Given some of the questions that I have received from clients in the past six months, I see EMTALA Compliance and Medicare Payments for Sleep Studies as particularly interesting and suggestive of the fact that OIG and CMS think that providers are not doing things correctly in these areas. 

Your compliance committee should take the time to review the new OIG Work Plan and modify its compliance focus accordingly.

EMTALA - Covering Emergency Call Through Community Plans

On July 31, 2008, the Centers for Medicare and Medicaid Services (CMS) released its FY 2009 final rule for the Inpatient Prospective Payment System.   Included with in the manyy regulatory changes contained in this final rule are new provisions regarding the requirements of the Emergency Medical Treatment and Active Labor Act (EMTALA).  Among these are new rules for hospitals to develop "community on-call plans" as a means of meeting their on-call services obligations under EMTALA. 
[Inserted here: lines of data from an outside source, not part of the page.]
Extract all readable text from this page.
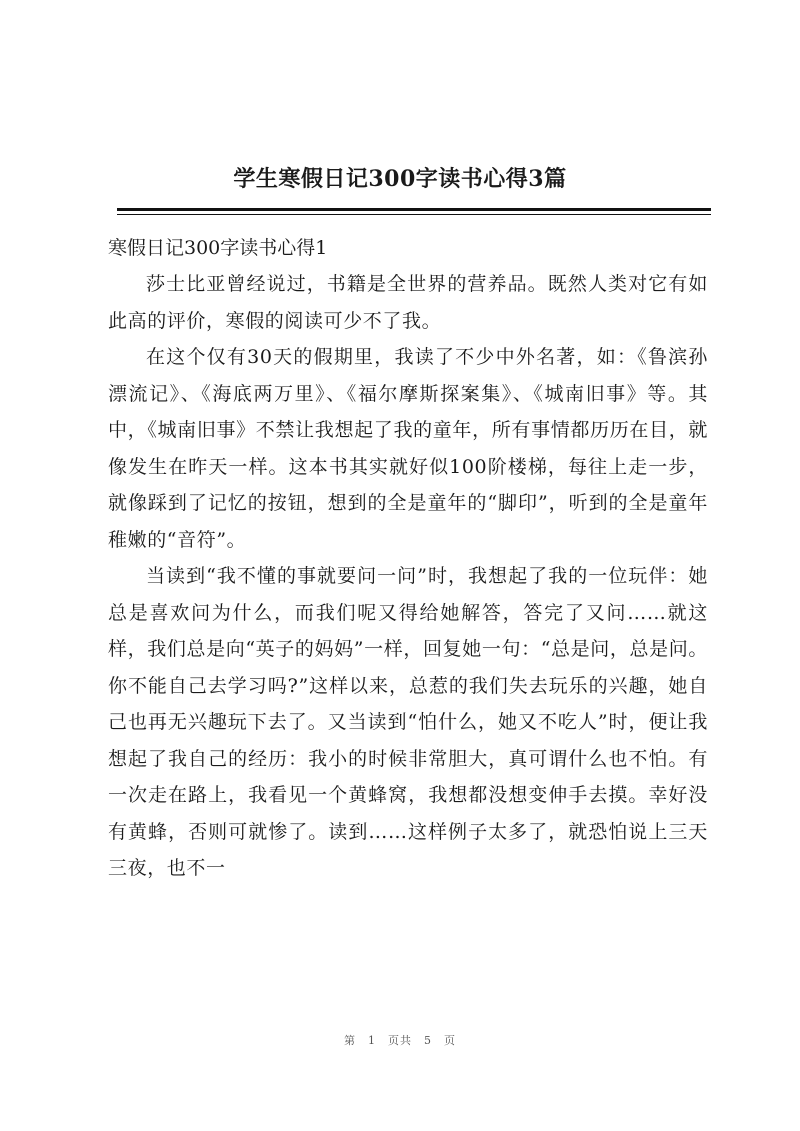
学生寒假日记300字读书心得3篇

寒假日记300字读书心得1

莎士比亚曾经说过，书籍是全世界的营养品。既然人类对它有如此高的评价，寒假的阅读可少不了我。

在这个仅有30天的假期里，我读了不少中外名著，如：《鲁滨孙漂流记》、《海底两万里》、《福尔摩斯探案集》、《城南旧事》等。其中，《城南旧事》不禁让我想起了我的童年，所有事情都历历在目，就像发生在昨天一样。这本书其实就好似100阶楼梯，每往上走一步，就像踩到了记忆的按钮，想到的全是童年的“脚印”，听到的全是童年稚嫩的“音符”。

当读到“我不懂的事就要问一问”时，我想起了我的一位玩伴：她总是喜欢问为什么，而我们呢又得给她解答，答完了又问……就这样，我们总是向“英子的妈妈”一样，回复她一句：“总是问，总是问。你不能自己去学习吗?”这样以来，总惹的我们失去玩乐的兴趣，她自己也再无兴趣玩下去了。又当读到“怕什么，她又不吃人”时，便让我想起了我自己的经历：我小的时候非常胆大，真可谓什么也不怕。有一次走在路上，我看见一个黄蜂窝，我想都没想变伸手去摸。幸好没有黄蜂，否则可就惨了。读到……这样例子太多了，就恐怕说上三天三夜，也不一

第 1 页共 5 页
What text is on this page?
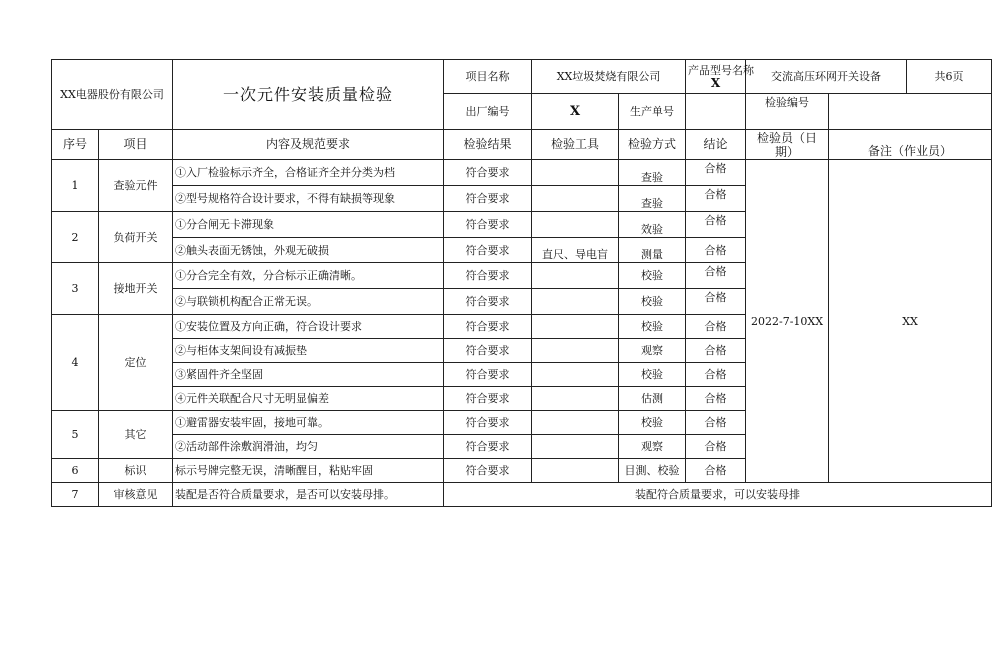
XX电器股份有限公司		一次元件安装质量检验	项目名称	XX垃圾焚烧有限公司		产品型号名称
X	交流高压环网开关设备		共6页	
			出厂编号	X	生产单号		检验编号		
序号	项目	内容及规范要求	检验结果	检验工具	检验方式	结论	检验员（日期）	备注（作业员）		
1	查验元件	①入厂检验标示齐全，合格证齐全并分类为档	符合要求		查验	合格	2022-7-10XX	XX		
		②型号规格符合设计要求，不得有缺损等现象	符合要求		查验	合格				
2	负荷开关	①分合闸无卡滞现象	符合要求		效验	合格				
		②触头表面无锈蚀，外观无破损	符合要求	直尺、导电盲	测量	合格				
3	接地开关	①分合完全有效，分合标示正确清晰。	符合要求		校验	合格				
		②与联锁机构配合正常无误。	符合要求		校验	合格				
4	定位	①安装位置及方向正确，符合设计要求	符合要求		校验	合格				
		②与柜体支架间设有减振垫	符合要求		观察	合格				
		③紧固件齐全坚固	符合要求		校验	合格				
		④元件关联配合尺寸无明显偏差	符合要求		估测	合格				
5	其它	①避雷器安装牢固，接地可靠。	符合要求		校验	合格				
		②活动部件涂敷润滑油，均匀	符合要求		观察	合格				
6	标识	标示号牌完整无误，清晰醒目，粘贴牢固	符合要求		目測、校验	合格				
7	审核意见	装配是否符合质量要求，是否可以安装母排。	装配符合质量要求，可以安装母排							
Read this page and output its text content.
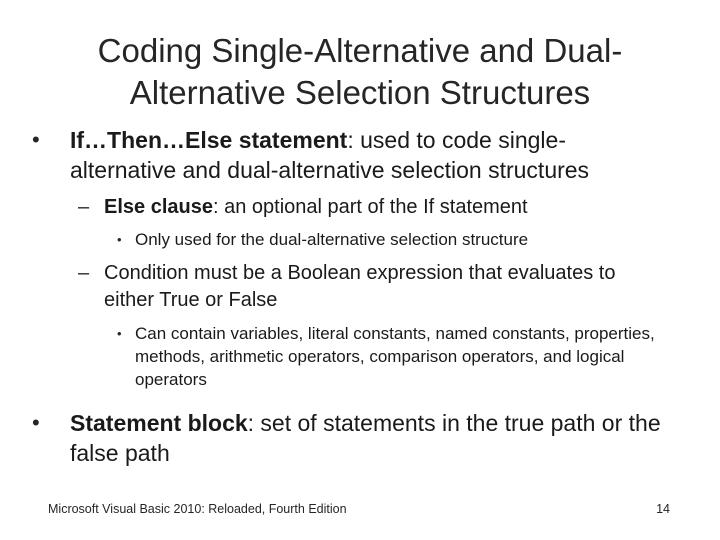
Coding Single-Alternative and Dual-
Alternative Selection Structures
•	If…Then…Else statement: used to code single-alternative and dual-alternative selection structures
– Else clause: an optional part of the If statement
• Only used for the dual-alternative selection structure
– Condition must be a Boolean expression that evaluates to either True or False
• Can contain variables, literal constants, named constants, properties, methods, arithmetic operators, comparison operators, and logical operators
•	Statement block: set of statements in the true path or the false path
Microsoft Visual Basic 2010: Reloaded, Fourth Edition	14
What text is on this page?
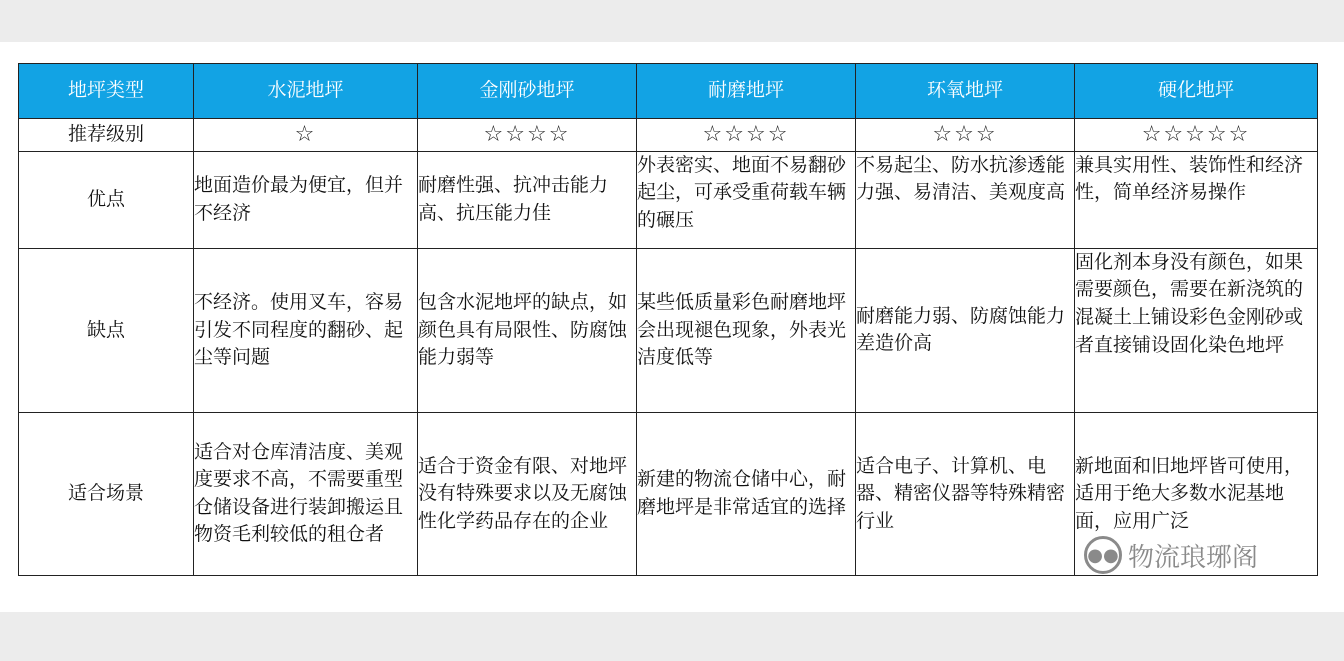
地坪类型	水泥地坪	金刚砂地坪	耐磨地坪	环氧地坪	硬化地坪
推荐级别	☆	☆☆☆☆	☆☆☆☆	☆☆☆	☆☆☆☆☆
优点	地面造价最为便宜，但并不经济	耐磨性强、抗冲击能力高、抗压能力佳	外表密实、地面不易翻砂起尘，可承受重荷载车辆的碾压	不易起尘、防水抗渗透能力强、易清洁、美观度高	兼具实用性、装饰性和经济性，简单经济易操作
缺点	不经济。使用叉车，容易引发不同程度的翻砂、起尘等问题	包含水泥地坪的缺点，如颜色具有局限性、防腐蚀能力弱等	某些低质量彩色耐磨地坪会出现褪色现象，外表光洁度低等	耐磨能力弱、防腐蚀能力差造价高	固化剂本身没有颜色，如果需要颜色，需要在新浇筑的混凝土上铺设彩色金刚砂或者直接铺设固化染色地坪
适合场景	适合对仓库清洁度、美观度要求不高，不需要重型仓储设备进行装卸搬运且物资毛利较低的租仓者	适合于资金有限、对地坪没有特殊要求以及无腐蚀性化学药品存在的企业	新建的物流仓储中心，耐磨地坪是非常适宜的选择	适合电子、计算机、电器、精密仪器等特殊精密行业	新地面和旧地坪皆可使用，适用于绝大多数水泥基地面，应用广泛
●● 物流琅琊阁
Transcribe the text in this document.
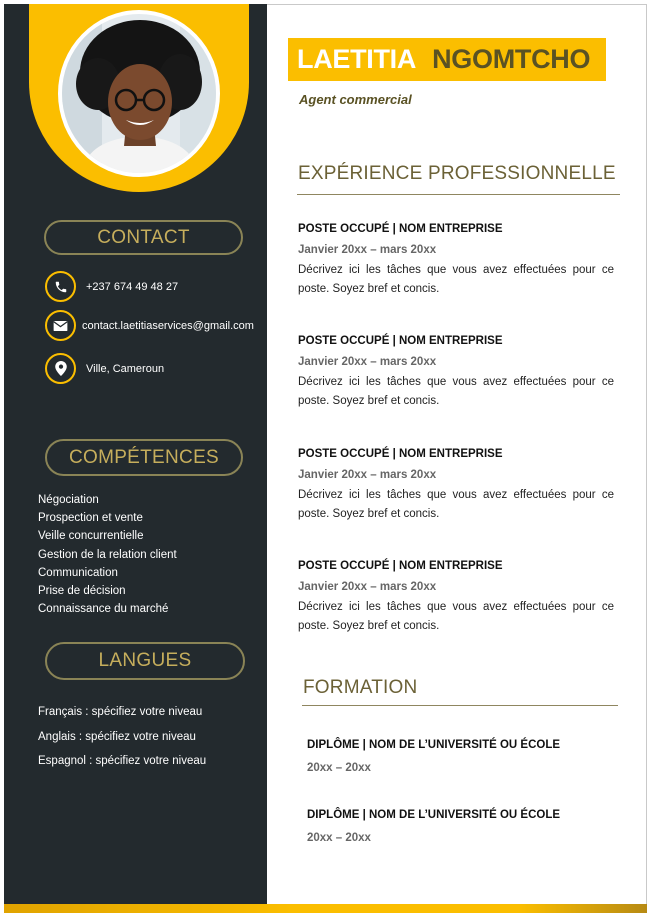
CONTACT
+237 674 49 48 27
contact.laetitiaservices@gmail.com
Ville, Cameroun
COMPÉTENCES
Négociation
Prospection et vente
Veille concurrentielle
Gestion de la relation client
Communication
Prise de décision
Connaissance du marché
LANGUES
Français : spécifiez votre niveau
Anglais : spécifiez votre niveau
Espagnol : spécifiez votre niveau
LAETITIA NGOMTCHO
Agent commercial
EXPÉRIENCE PROFESSIONNELLE
POSTE OCCUPÉ | NOM ENTREPRISE
Janvier 20xx – mars 20xx
Décrivez ici les tâches que vous avez effectuées pour ce poste. Soyez bref et concis.
POSTE OCCUPÉ | NOM ENTREPRISE
Janvier 20xx – mars 20xx
Décrivez ici les tâches que vous avez effectuées pour ce poste. Soyez bref et concis.
POSTE OCCUPÉ | NOM ENTREPRISE
Janvier 20xx – mars 20xx
Décrivez ici les tâches que vous avez effectuées pour ce poste. Soyez bref et concis.
POSTE OCCUPÉ | NOM ENTREPRISE
Janvier 20xx – mars 20xx
Décrivez ici les tâches que vous avez effectuées pour ce poste. Soyez bref et concis.
FORMATION
DIPLÔME | NOM DE L’UNIVERSITÉ OU ÉCOLE
20xx – 20xx
DIPLÔME | NOM DE L’UNIVERSITÉ OU ÉCOLE
20xx – 20xx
The new rules allow for two or more hospitals to collaberate to develop a community on-call coverage plan that applies within a specific geographic area and divides the coverage of certain types of services between the participating hospitals at designated times.  Specifically, a formal community on-call plan among a group of hospitals needs to include:

  1. A clear delineation of on-call responsibilities for each hospital participatingin the plan;
  2. A description of the geographic area covered by the plan;
  3. the signature of an appropriate representative ofeach participating hospital;
  4. Assurances that local and/or regional EMS protocols include information on any such community on-call arrangements;
  5. A statement  from each hospital participating in the plan affirming their respective obligations under EMTALA to perform medical screening and stabilizing treatment within its capacity, and to comply with EMTALA transfer and acceptance of transfer requirements; and
  6. An annual assessment by the participating hospitals of the efficacy of the plan.

Hospitals subject to EMTALA who struggle to maintain adequate ER coverage of key specialty areas including orthopedic surgery, cardiology and neurology should review these new rules and evaluate the potential to work with neighboring health care institutions to take advantage of this new opportunity as a way to better serve their communities and ease the often unweilding burden on specialty staffing caused by the EMTALA requirements.